Apple's IPad 2: What Those Buttons Are For
So you've purchased an Apple iPad 2. Congratulations! Now all you have to do is to figure out how to use the iPad's buttons and other physical features.
(The all-important) Home button: On the iPad, you can go back to the Home screen to find just about anything. The Home screen displays all your installed and preinstalled apps and gives you access to your iPad settings.
No matter where you are or what you’re doing, push Home and you’re back at home base. You can also double-tap the Home button to pull up a scrolling list of apps so you can quickly move from one to another.

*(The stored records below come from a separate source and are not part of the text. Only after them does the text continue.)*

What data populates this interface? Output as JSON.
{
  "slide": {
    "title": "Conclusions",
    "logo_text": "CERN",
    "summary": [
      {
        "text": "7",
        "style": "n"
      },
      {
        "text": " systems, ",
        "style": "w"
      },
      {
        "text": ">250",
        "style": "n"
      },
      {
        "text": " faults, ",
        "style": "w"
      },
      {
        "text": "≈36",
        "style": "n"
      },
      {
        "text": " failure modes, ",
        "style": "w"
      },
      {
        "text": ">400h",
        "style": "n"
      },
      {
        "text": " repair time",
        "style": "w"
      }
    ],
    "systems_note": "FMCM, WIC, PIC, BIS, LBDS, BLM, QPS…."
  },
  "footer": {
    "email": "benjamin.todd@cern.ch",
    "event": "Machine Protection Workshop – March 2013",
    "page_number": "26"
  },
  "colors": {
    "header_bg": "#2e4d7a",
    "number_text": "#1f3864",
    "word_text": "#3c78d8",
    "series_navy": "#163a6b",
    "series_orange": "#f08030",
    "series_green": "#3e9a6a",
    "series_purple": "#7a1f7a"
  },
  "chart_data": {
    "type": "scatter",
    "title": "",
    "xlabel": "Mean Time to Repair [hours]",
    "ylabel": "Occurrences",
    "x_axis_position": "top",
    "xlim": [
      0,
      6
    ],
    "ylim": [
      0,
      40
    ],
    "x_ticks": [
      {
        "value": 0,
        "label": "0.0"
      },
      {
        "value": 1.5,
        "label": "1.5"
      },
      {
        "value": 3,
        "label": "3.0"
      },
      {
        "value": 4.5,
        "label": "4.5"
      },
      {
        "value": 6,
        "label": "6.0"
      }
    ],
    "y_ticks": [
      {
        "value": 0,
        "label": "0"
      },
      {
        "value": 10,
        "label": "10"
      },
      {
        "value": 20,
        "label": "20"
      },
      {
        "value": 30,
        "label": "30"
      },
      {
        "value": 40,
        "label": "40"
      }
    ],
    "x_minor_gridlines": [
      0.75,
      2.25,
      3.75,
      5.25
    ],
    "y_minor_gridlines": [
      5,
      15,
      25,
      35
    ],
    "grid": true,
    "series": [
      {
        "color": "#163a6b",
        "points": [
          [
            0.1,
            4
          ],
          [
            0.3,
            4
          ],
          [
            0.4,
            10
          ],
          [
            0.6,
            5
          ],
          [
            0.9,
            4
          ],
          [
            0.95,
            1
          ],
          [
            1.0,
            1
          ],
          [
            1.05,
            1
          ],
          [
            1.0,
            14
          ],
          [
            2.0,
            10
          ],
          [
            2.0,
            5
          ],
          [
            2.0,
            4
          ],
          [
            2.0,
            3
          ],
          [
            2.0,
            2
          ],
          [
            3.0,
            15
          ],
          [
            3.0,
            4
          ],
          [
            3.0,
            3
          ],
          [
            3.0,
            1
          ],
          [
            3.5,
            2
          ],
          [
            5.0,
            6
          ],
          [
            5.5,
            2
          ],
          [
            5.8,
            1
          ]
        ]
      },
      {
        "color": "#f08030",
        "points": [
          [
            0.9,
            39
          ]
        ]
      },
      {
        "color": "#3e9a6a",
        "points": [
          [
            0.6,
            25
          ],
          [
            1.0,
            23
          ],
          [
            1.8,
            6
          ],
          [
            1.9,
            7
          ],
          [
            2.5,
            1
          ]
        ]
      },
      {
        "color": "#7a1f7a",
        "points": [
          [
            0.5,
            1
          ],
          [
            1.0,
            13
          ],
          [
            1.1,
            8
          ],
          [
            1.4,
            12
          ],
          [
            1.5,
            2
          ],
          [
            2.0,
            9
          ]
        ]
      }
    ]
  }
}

Sleep/Wake button: You can use this button to power up your iPad, put it in Sleep mode, wake it up, or power it down.
Dock connector slot: Plug in the Dock Connector to USB Cable to charge your battery or sync your iPad with your computer.
Cameras: The iPad 2 offers front and rear-facing cameras which you can use to shoot photos or video. The rear one is on the top right corner, and you need to be careful not to put your thumb over it when taking shots.
Silent/Screen rotation lock button: In case you hadn’t heard, the iPad screen rotates to match the angle you’re holding it. If you want to stick with one orientation even if you spin the iPad in circles, you can use this little switch to lock the screen, which is especially handy when reading an e-book. You can also customize the function of this switch using iPad General Settings to use the switch to lock screen rotation rather than muting sound, which it does by default.
(A tiny, mighty) Speaker: One nice surprise is what a great little sound system the iPad 2 has and how much sound can come from its tiny speaker. The speaker is located on the bottom edge of the screen, below the Home button.
Volume: Tap the volume rocker up for more volume and down for less.
Headphone jack and microphone: If you want to listen to your music in private, you can plug in a 3.5mm minijack headphone (including an iPhone headset if you have one, which gives you bidirectional sound). A tiny microphone makes it possible to speak into your iPad to do things such as make phone calls using Internet or video calling services or other apps that accept audio input.